Carlos Affonso Souza, do ITSRio, lembra que o decreto não foi feito às pressas, uma vez que foi editado após quatro consultas públicas – duas pelo Ministério da Justiça, uma pela Anatel (focando na neutralidade de rede) e outra pelo próprio Comitê Gestor da Internet (CGI.br). Na opinião dele, a interpretação de que o Marco Civil permitiria bloqueio de aplicações está errada – tanto que a decisão do ministro do STF Ricardo Lewandowski de suspender o bloqueio do WhatsApp em julho foi baseada na própria lei.

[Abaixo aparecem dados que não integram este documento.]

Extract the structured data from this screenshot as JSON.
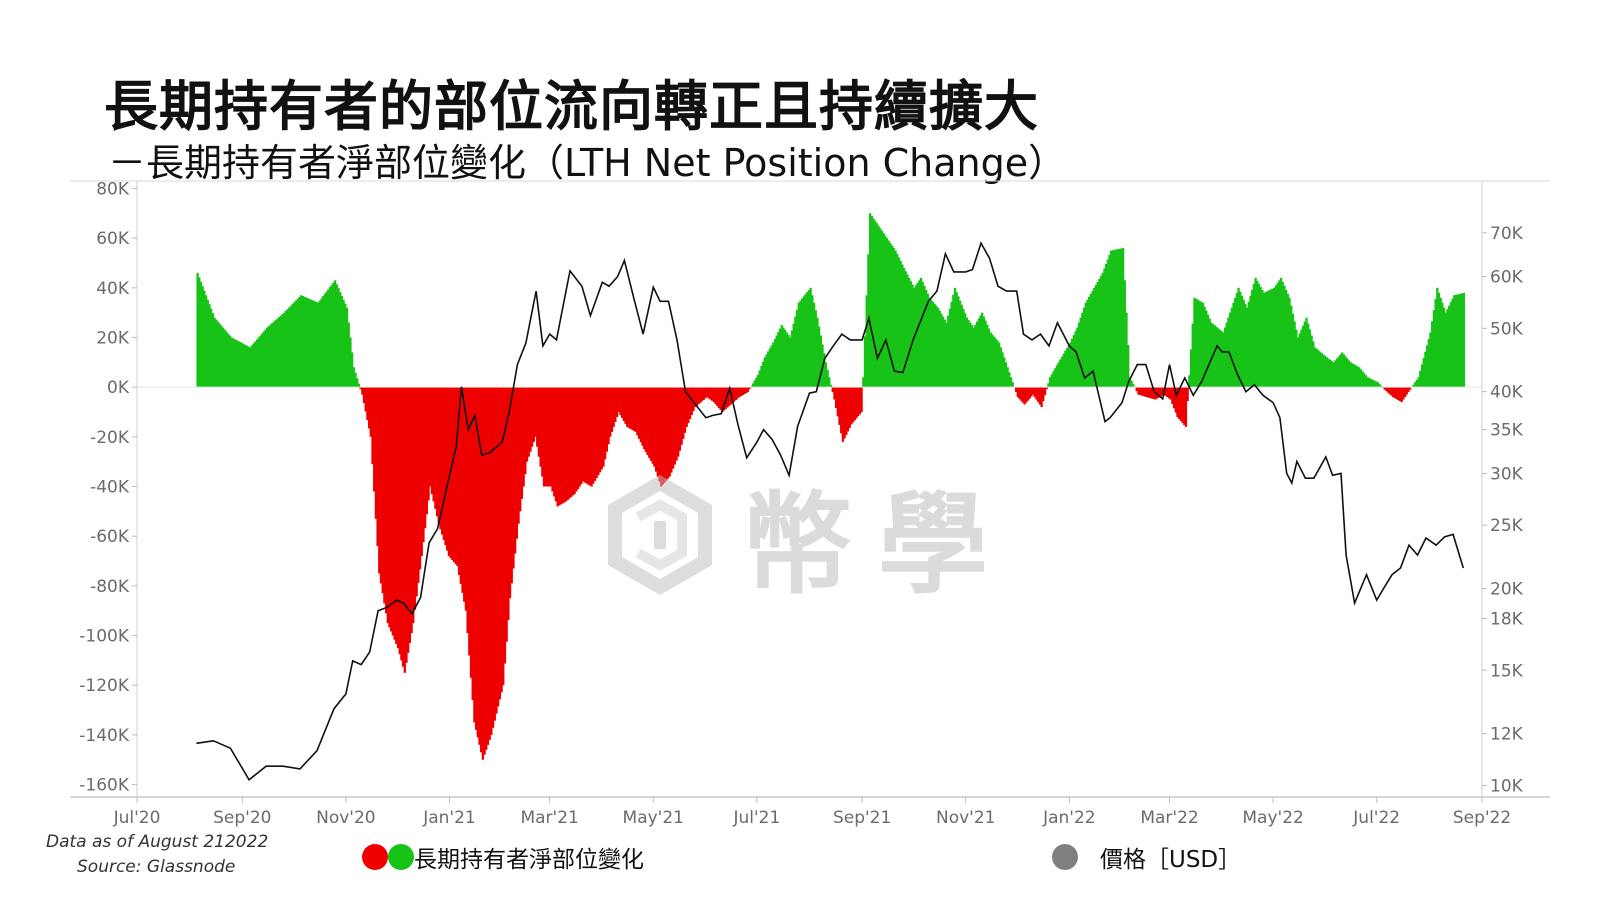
{
  "title": "長期持有者的部位流向轉正且持續擴大",
  "subtitle": "－長期持有者淨部位變化（LTH Net Position Change）",
  "footnote": {
    "date": "Data as of August 212022",
    "source": "Source: Glassnode"
  },
  "watermark": {
    "text": "幣學",
    "icon": "hexagon-logo-icon"
  },
  "legend": {
    "net_position": "長期持有者淨部位變化",
    "price": "價格［USD］"
  },
  "colors": {
    "positive": "#17c317",
    "negative": "#ee0000",
    "price_line": "#111111",
    "price_dot": "#7f7f7f"
  },
  "chart_data": {
    "type": "area",
    "x_ticks": [
      "Jul'20",
      "Sep'20",
      "Nov'20",
      "Jan'21",
      "Mar'21",
      "May'21",
      "Jul'21",
      "Sep'21",
      "Nov'21",
      "Jan'22",
      "Mar'22",
      "May'22",
      "Jul'22",
      "Sep'22"
    ],
    "x_range": [
      "2020-07-01",
      "2022-09-01"
    ],
    "y_left": {
      "ticks": [
        "80K",
        "60K",
        "40K",
        "20K",
        "0K",
        "-20K",
        "-40K",
        "-60K",
        "-80K",
        "-100K",
        "-120K",
        "-140K",
        "-160K"
      ],
      "range": [
        -165000,
        83000
      ]
    },
    "y_right": {
      "scale": "log",
      "ticks": [
        "70K",
        "60K",
        "50K",
        "40K",
        "35K",
        "30K",
        "25K",
        "20K",
        "18K",
        "15K",
        "12K",
        "10K"
      ],
      "range": [
        9600,
        84000
      ]
    },
    "series": [
      {
        "name": "長期持有者淨部位變化",
        "x": [
          "2020-08-05",
          "2020-08-15",
          "2020-08-25",
          "2020-09-05",
          "2020-09-15",
          "2020-09-25",
          "2020-10-05",
          "2020-10-15",
          "2020-10-25",
          "2020-11-01",
          "2020-11-05",
          "2020-11-10",
          "2020-11-15",
          "2020-11-20",
          "2020-11-25",
          "2020-12-01",
          "2020-12-05",
          "2020-12-10",
          "2020-12-15",
          "2020-12-20",
          "2020-12-25",
          "2020-12-31",
          "2021-01-05",
          "2021-01-10",
          "2021-01-15",
          "2021-01-20",
          "2021-01-25",
          "2021-02-01",
          "2021-02-05",
          "2021-02-10",
          "2021-02-15",
          "2021-02-20",
          "2021-02-25",
          "2021-03-01",
          "2021-03-05",
          "2021-03-10",
          "2021-03-15",
          "2021-03-20",
          "2021-03-25",
          "2021-04-01",
          "2021-04-05",
          "2021-04-10",
          "2021-04-15",
          "2021-04-20",
          "2021-04-25",
          "2021-05-01",
          "2021-05-05",
          "2021-05-10",
          "2021-05-15",
          "2021-05-20",
          "2021-05-25",
          "2021-06-01",
          "2021-06-05",
          "2021-06-10",
          "2021-06-15",
          "2021-06-20",
          "2021-06-25",
          "2021-07-01",
          "2021-07-05",
          "2021-07-10",
          "2021-07-15",
          "2021-07-20",
          "2021-07-25",
          "2021-08-01",
          "2021-08-05",
          "2021-08-10",
          "2021-08-15",
          "2021-08-20",
          "2021-08-25",
          "2021-08-31",
          "2021-09-01",
          "2021-09-05",
          "2021-09-10",
          "2021-09-15",
          "2021-09-20",
          "2021-09-25",
          "2021-10-01",
          "2021-10-05",
          "2021-10-10",
          "2021-10-15",
          "2021-10-20",
          "2021-10-25",
          "2021-11-01",
          "2021-11-05",
          "2021-11-10",
          "2021-11-15",
          "2021-11-20",
          "2021-11-25",
          "2021-12-01",
          "2021-12-05",
          "2021-12-10",
          "2021-12-15",
          "2021-12-20",
          "2021-12-25",
          "2022-01-01",
          "2022-01-05",
          "2022-01-10",
          "2022-01-15",
          "2022-01-20",
          "2022-01-25",
          "2022-02-01",
          "2022-02-05",
          "2022-02-10",
          "2022-02-15",
          "2022-02-20",
          "2022-02-25",
          "2022-03-01",
          "2022-03-05",
          "2022-03-10",
          "2022-03-15",
          "2022-03-20",
          "2022-03-25",
          "2022-04-01",
          "2022-04-05",
          "2022-04-10",
          "2022-04-15",
          "2022-04-20",
          "2022-04-25",
          "2022-05-01",
          "2022-05-05",
          "2022-05-10",
          "2022-05-15",
          "2022-05-20",
          "2022-05-25",
          "2022-06-01",
          "2022-06-05",
          "2022-06-10",
          "2022-06-15",
          "2022-06-20",
          "2022-06-25",
          "2022-07-01",
          "2022-07-05",
          "2022-07-10",
          "2022-07-15",
          "2022-07-20",
          "2022-07-25",
          "2022-08-01",
          "2022-08-05",
          "2022-08-10",
          "2022-08-15",
          "2022-08-21"
        ],
        "values": [
          46000,
          28000,
          20000,
          16000,
          24000,
          30000,
          37000,
          34000,
          43000,
          32000,
          8000,
          -3000,
          -20000,
          -75000,
          -95000,
          -105000,
          -115000,
          -95000,
          -68000,
          -40000,
          -55000,
          -68000,
          -72000,
          -90000,
          -135000,
          -150000,
          -140000,
          -120000,
          -85000,
          -55000,
          -30000,
          -20000,
          -40000,
          -40000,
          -48000,
          -46000,
          -43000,
          -38000,
          -40000,
          -32000,
          -20000,
          -10000,
          -16000,
          -18000,
          -25000,
          -32000,
          -40000,
          -36000,
          -28000,
          -16000,
          -8000,
          -4000,
          -6000,
          -10000,
          -7000,
          -4000,
          -2000,
          5000,
          12000,
          18000,
          25000,
          20000,
          34000,
          40000,
          28000,
          10000,
          -5000,
          -22000,
          -15000,
          -10000,
          4000,
          70000,
          65000,
          60000,
          55000,
          48000,
          40000,
          44000,
          36000,
          32000,
          26000,
          40000,
          28000,
          24000,
          30000,
          22000,
          18000,
          8000,
          -4000,
          -7000,
          -3000,
          -8000,
          4000,
          10000,
          18000,
          24000,
          34000,
          40000,
          46000,
          55000,
          56000,
          4000,
          -3000,
          -4000,
          -5000,
          -3000,
          -5000,
          -12000,
          -16000,
          36000,
          34000,
          26000,
          22000,
          30000,
          40000,
          32000,
          44000,
          38000,
          40000,
          44000,
          36000,
          20000,
          28000,
          16000,
          12000,
          10000,
          14000,
          10000,
          8000,
          4000,
          2000,
          -1000,
          -4000,
          -6000,
          -1000,
          4000,
          22000,
          40000,
          30000,
          37000,
          38000
        ]
      },
      {
        "name": "價格［USD］",
        "x": [
          "2020-08-05",
          "2020-08-15",
          "2020-08-25",
          "2020-09-05",
          "2020-09-15",
          "2020-09-25",
          "2020-10-05",
          "2020-10-15",
          "2020-10-25",
          "2020-11-01",
          "2020-11-05",
          "2020-11-10",
          "2020-11-15",
          "2020-11-20",
          "2020-11-25",
          "2020-12-01",
          "2020-12-05",
          "2020-12-10",
          "2020-12-15",
          "2020-12-20",
          "2020-12-25",
          "2020-12-31",
          "2021-01-05",
          "2021-01-08",
          "2021-01-12",
          "2021-01-16",
          "2021-01-20",
          "2021-01-25",
          "2021-02-01",
          "2021-02-05",
          "2021-02-10",
          "2021-02-15",
          "2021-02-21",
          "2021-02-25",
          "2021-03-01",
          "2021-03-05",
          "2021-03-10",
          "2021-03-13",
          "2021-03-20",
          "2021-03-25",
          "2021-04-01",
          "2021-04-05",
          "2021-04-10",
          "2021-04-14",
          "2021-04-20",
          "2021-04-25",
          "2021-05-01",
          "2021-05-05",
          "2021-05-10",
          "2021-05-15",
          "2021-05-20",
          "2021-05-25",
          "2021-06-01",
          "2021-06-05",
          "2021-06-10",
          "2021-06-15",
          "2021-06-20",
          "2021-06-25",
          "2021-07-01",
          "2021-07-05",
          "2021-07-10",
          "2021-07-15",
          "2021-07-20",
          "2021-07-25",
          "2021-08-01",
          "2021-08-05",
          "2021-08-10",
          "2021-08-15",
          "2021-08-20",
          "2021-08-25",
          "2021-09-01",
          "2021-09-05",
          "2021-09-10",
          "2021-09-15",
          "2021-09-20",
          "2021-09-25",
          "2021-10-01",
          "2021-10-05",
          "2021-10-10",
          "2021-10-15",
          "2021-10-20",
          "2021-10-25",
          "2021-11-01",
          "2021-11-05",
          "2021-11-10",
          "2021-11-15",
          "2021-11-20",
          "2021-11-25",
          "2021-12-01",
          "2021-12-05",
          "2021-12-10",
          "2021-12-15",
          "2021-12-20",
          "2021-12-25",
          "2022-01-01",
          "2022-01-05",
          "2022-01-10",
          "2022-01-15",
          "2022-01-22",
          "2022-01-25",
          "2022-02-01",
          "2022-02-05",
          "2022-02-10",
          "2022-02-15",
          "2022-02-20",
          "2022-02-25",
          "2022-03-01",
          "2022-03-05",
          "2022-03-10",
          "2022-03-15",
          "2022-03-20",
          "2022-03-25",
          "2022-03-29",
          "2022-04-01",
          "2022-04-05",
          "2022-04-10",
          "2022-04-15",
          "2022-04-20",
          "2022-04-25",
          "2022-05-01",
          "2022-05-05",
          "2022-05-09",
          "2022-05-12",
          "2022-05-15",
          "2022-05-20",
          "2022-05-25",
          "2022-06-01",
          "2022-06-05",
          "2022-06-10",
          "2022-06-13",
          "2022-06-18",
          "2022-06-25",
          "2022-07-01",
          "2022-07-05",
          "2022-07-10",
          "2022-07-15",
          "2022-07-20",
          "2022-07-25",
          "2022-07-30",
          "2022-08-05",
          "2022-08-10",
          "2022-08-15",
          "2022-08-21"
        ],
        "values": [
          11600,
          11700,
          11400,
          10200,
          10700,
          10700,
          10600,
          11300,
          13100,
          13800,
          15500,
          15300,
          16000,
          18500,
          18700,
          19200,
          19000,
          18300,
          19400,
          23500,
          24700,
          29000,
          33000,
          40700,
          35000,
          36800,
          32000,
          32300,
          33500,
          37000,
          44000,
          47500,
          57000,
          47000,
          49000,
          48000,
          56000,
          61200,
          58000,
          52300,
          58800,
          58000,
          60000,
          63500,
          55000,
          49000,
          57800,
          55000,
          55000,
          48000,
          40000,
          38500,
          36500,
          36800,
          37000,
          40500,
          35500,
          31700,
          33500,
          35000,
          33800,
          32000,
          29800,
          35400,
          39800,
          40000,
          45000,
          47000,
          49000,
          48000,
          48000,
          51800,
          45000,
          48000,
          43000,
          42800,
          48000,
          51000,
          55000,
          57000,
          65000,
          61000,
          61000,
          61500,
          67500,
          64000,
          58000,
          57000,
          57000,
          49000,
          48000,
          49000,
          47000,
          51000,
          47000,
          46000,
          42000,
          43000,
          36000,
          36500,
          38500,
          41500,
          44000,
          44000,
          40000,
          39000,
          44000,
          39500,
          42000,
          39500,
          41500,
          44500,
          47000,
          46000,
          46000,
          42500,
          40000,
          41000,
          39500,
          38500,
          36500,
          30000,
          29000,
          31300,
          29500,
          29500,
          31800,
          29800,
          30000,
          22500,
          19000,
          21000,
          19200,
          20000,
          21000,
          21500,
          23300,
          22500,
          23900,
          23300,
          24000,
          24200,
          21500
        ]
      }
    ]
  }
}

Souza argumenta que o texto fala apenas de suspensão e proibição de atividades previstas no artigo 11, "e não do aplicativo como todo". "Ainda que se entenda a suspensão ou bloqueio do aplicativo, o poder do juiz deveria passar por teste de proporcionalidade, não é um poder absoluto", declara.

A conselheira do CGI.br e representante da associação de consumidores Proteste, Flávia Lefèvre, reagiu positivamente ao decreto, sobretudo porque "conferiu mais clareza" às próprias interpretações sobre neutralidade e proteção de dados. "Acho que o artigo 13 (do MCI) veio especificar mecanismos de segurança, destacando que incentiva a utilização de criptografia e outros mecanismos, e essa utilização não é só para atividade desenvolvida pela empresa", diz. Na opinião dela, a Lei deveria ser interpretada junto com dispositivos de fundamento e finalidade, nos quais proteção à privacidade e dados pessoais são pressupostos expressos. Ressalta, contudo, que empresas estariam usando a criptografia como justificativa para o não fornecimento de dados não encriptados, como metadados – opinião compartilhada por Alexandre Pacheco, da FGV-SP.